Le Père Noël n'a pas l'esprit.

Alors qu'un jeune lutin prometteur, féru de nouvelle science, lui
expliquait les avantages de la méthode algorithmique pour, disait-il,
«optimiser» sa tournée, le Père Noël avait l'esprit ailleurs. Sa forte
main s'éleva lentement pour mettre fin à l'argumentaire sybillin du
jeune érudit. «Comment, pensait le Père Noël optimiser une tâche qu'il
n'est d'aucune façon raisonnablement envisageable d'accomplir en une
seule courte nuit et qu'il accomplissait pourtant depuis la nuit des
temps ?»

Alors que le jeune lutin remballait le dispositif de projection
lunineuse dont il s'était servi pour illustrer son enthousiaste
discours, le brave Groïmly, successeur, et sans doute fils, du vieux
Groïm qui avait si fidèlement et si patiemment secondé le Père Noël
dès l'aube des temps, entra les bras chargés de l'incommensurable
liste des distributions qu'il fallait une dernière fois réviser.

L'assistant conssciencieux du Père Noël s'installa à la table de
travail pour y déployer la liste et entamer, sans plus attendre, la
recension des points encore obscurs de la distribution; suggérant ici
et là, un correctif ou une précision. Le Père Noël ponctuait chaque
point soulevé d'un gommellement que bravement le brave Groïmly prenait
sur lui d'interpréter comme une approbation ou une opposition.
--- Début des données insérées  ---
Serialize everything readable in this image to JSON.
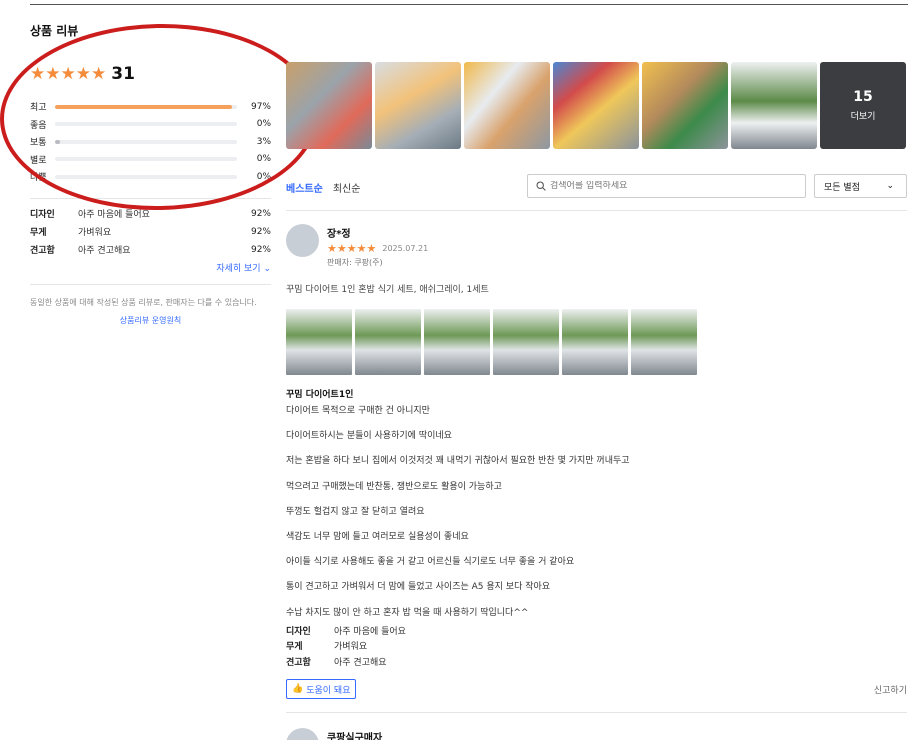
{
  "section_title": "상품 리뷰",
  "summary": {
    "stars": 5,
    "count": "31",
    "distribution": [
      {
        "label": "최고",
        "pct": "97%",
        "value": 97
      },
      {
        "label": "좋음",
        "pct": "0%",
        "value": 0
      },
      {
        "label": "보통",
        "pct": "3%",
        "value": 3
      },
      {
        "label": "별로",
        "pct": "0%",
        "value": 0
      },
      {
        "label": "나쁨",
        "pct": "0%",
        "value": 0
      }
    ],
    "attributes": [
      {
        "name": "디자인",
        "value": "아주 마음에 들어요",
        "pct": "92%"
      },
      {
        "name": "무게",
        "value": "가벼워요",
        "pct": "92%"
      },
      {
        "name": "견고함",
        "value": "아주 견고해요",
        "pct": "92%"
      }
    ],
    "more_label": "자세히 보기",
    "notice": "동일한 상품에 대해 작성된 상품 리뷰로, 판매자는 다를 수 있습니다.",
    "policy_link": "상품리뷰 운영원칙"
  },
  "photo_strip": {
    "more_count": "15",
    "more_label": "더보기"
  },
  "sort": {
    "best": "베스트순",
    "latest": "최신순"
  },
  "search": {
    "placeholder": "검색어를 입력하세요"
  },
  "filter": {
    "selected": "모든 별점"
  },
  "review": {
    "name": "장*정",
    "stars": 5,
    "date": "2025.07.21",
    "seller": "판매자: 쿠팡(주)",
    "product": "꾸밈 다이어트 1인 혼밥 식기 세트, 애쉬그레이, 1세트",
    "headline": "꾸밈 다이어트1인",
    "lines": [
      "다이어트 목적으로 구매한 건 아니지만",
      "다이어트하시는 분들이 사용하기에 딱이네요",
      "저는 혼밥을 하다 보니 집에서 이것저것 꽤 내먹기 귀찮아서 필요한 반찬 몇 가지만 꺼내두고",
      "먹으려고 구매했는데 반찬통, 쟁반으로도 활용이 가능하고",
      "뚜껑도 헐겁지 않고 잘 닫히고 열려요",
      "색감도 너무 맘에 들고 여러모로 실용성이 좋네요",
      "아이들 식기로 사용해도 좋을 거 같고 어르신들 식기로도 너무 좋을 거 같아요",
      "통이 견고하고 가벼워서 더 맘에 들었고 사이즈는 A5 용지 보다 작아요",
      "수납 차지도 많이 안 하고 혼자 밥 먹을 때 사용하기 딱입니다^^"
    ],
    "attributes": [
      {
        "name": "디자인",
        "value": "아주 마음에 들어요"
      },
      {
        "name": "무게",
        "value": "가벼워요"
      },
      {
        "name": "견고함",
        "value": "아주 견고해요"
      }
    ],
    "helpful_label": "도움이 돼요",
    "report_label": "신고하기"
  },
  "next_review": {
    "name": "쿠팡실구매자"
  },
  "colors": {
    "star": "#f48c3b",
    "bar": "#f5a15b",
    "accent": "#346aff",
    "annotation_circle": "#cc1d1d"
  }
}
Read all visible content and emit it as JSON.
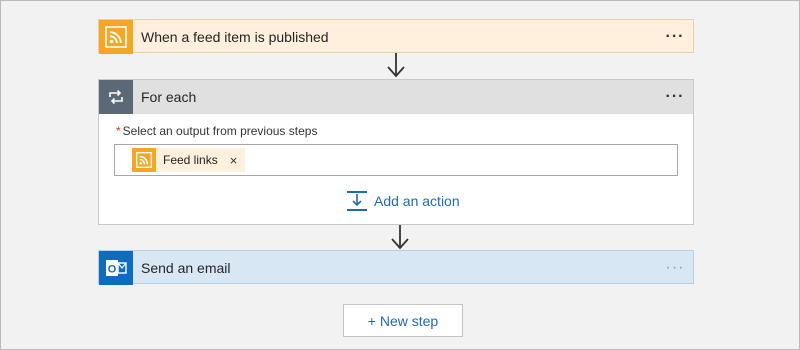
{
  "trigger": {
    "title": "When a feed item is published",
    "icon": "rss-icon",
    "more_label": "···"
  },
  "foreach": {
    "title": "For each",
    "icon": "loop-icon",
    "more_label": "···",
    "required_marker": "*",
    "field_label": "Select an output from previous steps",
    "token": {
      "label": "Feed links",
      "icon": "rss-icon",
      "remove_label": "×"
    },
    "add_action_label": "Add an action"
  },
  "email": {
    "title": "Send an email",
    "icon": "outlook-icon",
    "more_label": "···"
  },
  "new_step_label": "+ New step",
  "colors": {
    "rss_orange": "#f5a623",
    "loop_gray": "#5b6976",
    "outlook_blue": "#0f6cbd",
    "link_blue": "#1e6ab3"
  }
}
Mais la concentration du Père Noël se dissipa bientôt dans
l'énmération de tous ces noms de lieux, de cadeaux et d'enfants. Bien
que tous, ou presque, car des enfants et des cadeaux, il y en avait
toujours de nouveaux, lui fussent familiers; ou, plus exactement,
parce que tous, ou presque, lui étaient familiers, le Père Noël
marmonna pour finir que ça irait comme ça et qu'il verrait bien sur
place.

Quoique légèrement dépité, c'est avec application que le brave Groïmly
replia la longue liste pour la laisser sur le bureau du Père Noël
avant de se retirer.

Resté seul, le Père Noël voulut un instant céder à la tentation de se
glisser dans une molle et reposante torpeur. Il se secoua cependant
bientôt en se frappant les genoux de ses larges paluches. Et se levant
de son fauteuil, il proclama, on se demande bien pour qui, puisqu'il
était seul dans la pièce: «Bon, maintenant, allons voir si les rennes
sont prêts !»

Comme il se dirigeait vers l'écurie, il nota l'étrange douceur de
l'air et le teint pâle de l'atmosphère qui contrastait singulièrement
avec le froid scintillement du gel qu'il se fût attendu à trouver en
ce jour. Est-ce cette douceur de l'air ? Mais les rennes ne se
trouvaient pas à l'étable et paissaient plutôt nonchalamment alentour.

Le Père Noël dut les appeler plusieurs fois avant qu'ils ne
daignassent orienter leur déambulation vers lui. Ainsi ses rennes
aussi, d'habitude si fringants et sonnaillants à cette heure ci,
étaient tentés de se laisser aller à l'insouciant vagabondage de la
recherche d'une touffe d'herbe oubliée par l'hiver, d'un fruit
tardivement tombé que les petites bêtes avaient négligé d'entammer.

Lorsqu'ils se rassemblèrent enfin, le Père Noël, soucieux, conduisit,
en cajolant chacun, ses rennes vers le traîneau déjà chargé. Les
lutins palfreniers se hâtèrent de les atteler et les lutins fourriers
accoururent avec l'épaisse et chaude houpelande qu'ils aidèrent le
Père Noël à enfiler.

Alors qu'il s'installait sur le siège du traineau et saisissait les
rennes des rennes pour donner le départ, le Père Noël s'inquiétait de
qui, du monde ou lui, en perdait l'esprit.